El problema es que el interés en el yo que predomina en nuestros días es del último tipo y no del primero. Con el agravante de que quiere hacerse pasar por el primero. Dicho de otro modo, bajo el pretexto de estar alimentando la autoestima, lo que hoy muchos están cultivando en sus vidas es el pecaminoso orgullo. Ya lo dijo Malcolm Forbes: “Muchísimas personas sobrestiman lo que no son y subestiman lo que son”. Es decir, que muchos de quienes creen tener una saludable autoestima, en realidad son patológicamente orgullosos y egocéntricos, mientras que muchos de quienes creen tener una baja y degradante autoestima, en realidad están siendo personas humildes dignas por ello de un merecido reconocimiento.
Por eso hay que poner las cosas en orden. Y para ello hay que comenzar por reconocer que el sentido que tenemos de nuestro valor como personas puede afectar negativa o positivamente nuestro desempeño en la vida y nuestras relaciones con los demás. La correcta autoestima es, entonces, necesaria y hay que cultivarla y promoverla en todos los seres humanos. Pero no podemos confundirla con el orgullo, que es justamente su peor distorsión. Porque tanto el orgullo como la baja autoestima son formas equivocadas y distorsionadas de concebir nuestro sentido de valor personal. Los orgullosos sobrestiman lo que no son, mientras que quienes padecen de baja autoestima subestiman lo que si son.
La persona madura y equilibrada que Dios aprueba se caracteriza porque es humilde, sin que ello implique tener baja autoestima y por poseer también un sano sentido de amor propio, sin que eso signifique ser orgulloso. Lamentablemente, no es eso lo que hoy se promueve dentro de las cada vez más numerosas terapias psicológicas de todo pelambre, diseñadas presuntamente para restaurar la lastimada autoestima y el sentido de valor propio de las personas sin restricciones ni cortapisas de ningún tipo, desde la misma crianza de los hijos, prohibiendo que se les discipline o se les niegue algo, ya que esto podría generarles un “trauma” que afectaría negativamente el desarrollo posterior de su autoestima como adultos.

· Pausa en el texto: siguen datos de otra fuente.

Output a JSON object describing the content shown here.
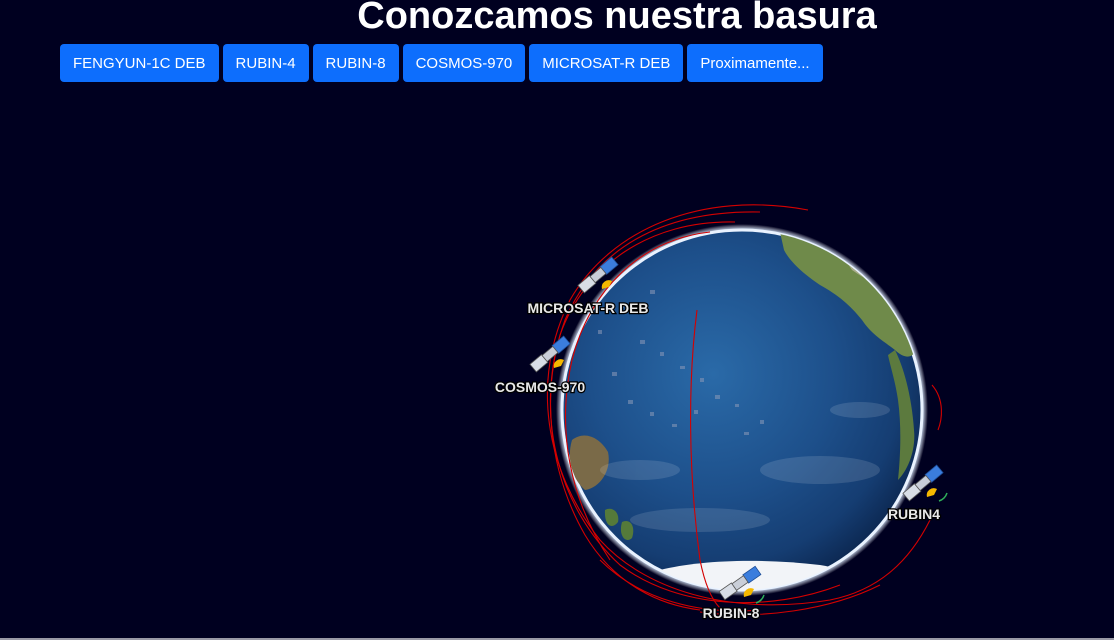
{
  "page": {
    "title": "Conozcamos nuestra basura"
  },
  "toolbar": {
    "buttons": [
      {
        "label": "FENGYUN-1C DEB"
      },
      {
        "label": "RUBIN-4"
      },
      {
        "label": "RUBIN-8"
      },
      {
        "label": "COSMOS-970"
      },
      {
        "label": "MICROSAT-R DEB"
      },
      {
        "label": "Proximamente..."
      }
    ]
  },
  "globe": {
    "satellites": [
      {
        "label": "MICROSAT-R DEB",
        "icon": "satellite-icon"
      },
      {
        "label": "COSMOS-970",
        "icon": "satellite-icon"
      },
      {
        "label": "RUBIN4",
        "icon": "satellite-icon"
      },
      {
        "label": "RUBIN-8",
        "icon": "satellite-icon"
      }
    ]
  },
  "colors": {
    "background": "#000020",
    "button": "#0d6efd",
    "orbit": "#d40000",
    "ocean": "#1d4f8a"
  }
}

Como resultado, las bienintencionadas pero muy confundidas familias de la secularizada sociedad posmoderna están incubando en su seno pequeños “monstruos” pagados de sí mismos, que se creen los dueños del mundo y el centro del universo, ocupados casi exclusivamente en satisfacer sus propias necesidades a como dé lugar e ignorantes por completo de las de sus semejantes. Pequeños “dioses” cuya suerte es terminar más temprano que tarde estrellándose contra el mundo, arrastrando a veces a muchos de quienes los rodean en su inevitable caída. De este modo, el egocentrismo de muchos de quienes han hecho de la autoestima el sumum bonum[1] de la vida moderna ha dado lugar a una nueva forma de idolatría: la egolatría del yo.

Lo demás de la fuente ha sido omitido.